Testing the water

Up pretty early, that is by seven o’clock, it being not yet light before or then. So to my office all the morning, signing the Treasurer’s ledger, part of it where I have not put my hand, and then eat a mouthful of pye at home to stay my stomach, and so with Mr. Waith by water to Deptford, and there among other things viewed old pay-books, and found that the Commanders did never heretofore receive any pay for the rigging time, but only for seatime, contrary to what Sir J. Minnes and Sir W. Batten told the Duke the other day.
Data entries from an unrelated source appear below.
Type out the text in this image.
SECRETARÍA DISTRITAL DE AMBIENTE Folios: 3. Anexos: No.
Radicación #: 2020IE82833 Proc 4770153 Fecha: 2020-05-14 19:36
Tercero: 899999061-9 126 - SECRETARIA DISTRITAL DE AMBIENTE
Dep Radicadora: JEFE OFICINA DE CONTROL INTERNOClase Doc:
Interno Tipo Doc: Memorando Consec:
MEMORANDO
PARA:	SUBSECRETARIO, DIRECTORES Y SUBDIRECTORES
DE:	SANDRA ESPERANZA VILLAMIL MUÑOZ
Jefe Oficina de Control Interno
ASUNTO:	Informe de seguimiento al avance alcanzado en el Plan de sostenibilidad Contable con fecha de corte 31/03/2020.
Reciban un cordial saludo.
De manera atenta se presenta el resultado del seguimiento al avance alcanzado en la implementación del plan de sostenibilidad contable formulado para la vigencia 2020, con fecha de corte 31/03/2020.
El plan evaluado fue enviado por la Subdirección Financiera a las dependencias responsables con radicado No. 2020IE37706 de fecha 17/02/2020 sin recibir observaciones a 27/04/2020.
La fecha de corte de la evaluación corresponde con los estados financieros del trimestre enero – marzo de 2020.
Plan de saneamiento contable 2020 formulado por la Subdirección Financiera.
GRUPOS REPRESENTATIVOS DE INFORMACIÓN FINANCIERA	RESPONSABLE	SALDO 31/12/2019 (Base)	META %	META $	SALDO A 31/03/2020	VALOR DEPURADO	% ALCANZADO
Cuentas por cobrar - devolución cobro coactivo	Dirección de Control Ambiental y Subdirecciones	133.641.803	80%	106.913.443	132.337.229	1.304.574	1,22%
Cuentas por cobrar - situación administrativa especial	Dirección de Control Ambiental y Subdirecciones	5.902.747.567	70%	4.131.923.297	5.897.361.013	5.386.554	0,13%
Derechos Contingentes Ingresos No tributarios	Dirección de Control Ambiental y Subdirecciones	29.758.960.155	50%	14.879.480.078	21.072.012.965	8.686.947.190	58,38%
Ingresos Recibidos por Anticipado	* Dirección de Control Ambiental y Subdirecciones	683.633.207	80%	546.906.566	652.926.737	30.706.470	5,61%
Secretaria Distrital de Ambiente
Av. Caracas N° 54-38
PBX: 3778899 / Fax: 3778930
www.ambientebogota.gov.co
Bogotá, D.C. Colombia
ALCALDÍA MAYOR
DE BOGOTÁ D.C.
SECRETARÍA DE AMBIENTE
I also searched all the ships in the Wett Dock for fire, and found all in good order, it being very dangerous for the King that so many of his ships lie together there. I was among the canvass in stores also, with Mr. Harris, the saylemaker, and learnt the difference between one sort and another, to my great content, and so by water home again, where my wife tells me stories how she hears that by Sarah’s going to live at Sir W. Pen’s, all our affairs of my family are made known and discoursed of there and theirs by my people, which do trouble me much, and I shall take a time to let Sir W. Pen know how he has dealt in taking her without our full consent. So to my office, and by and by home to supper, and so to prayers and bed.

not yet light
I put my hand in the sea
to learn the difference between
air and prayer


Erasure poem derived from The Diary of Samuel Pepys, Wednesday 7 January 1662/63.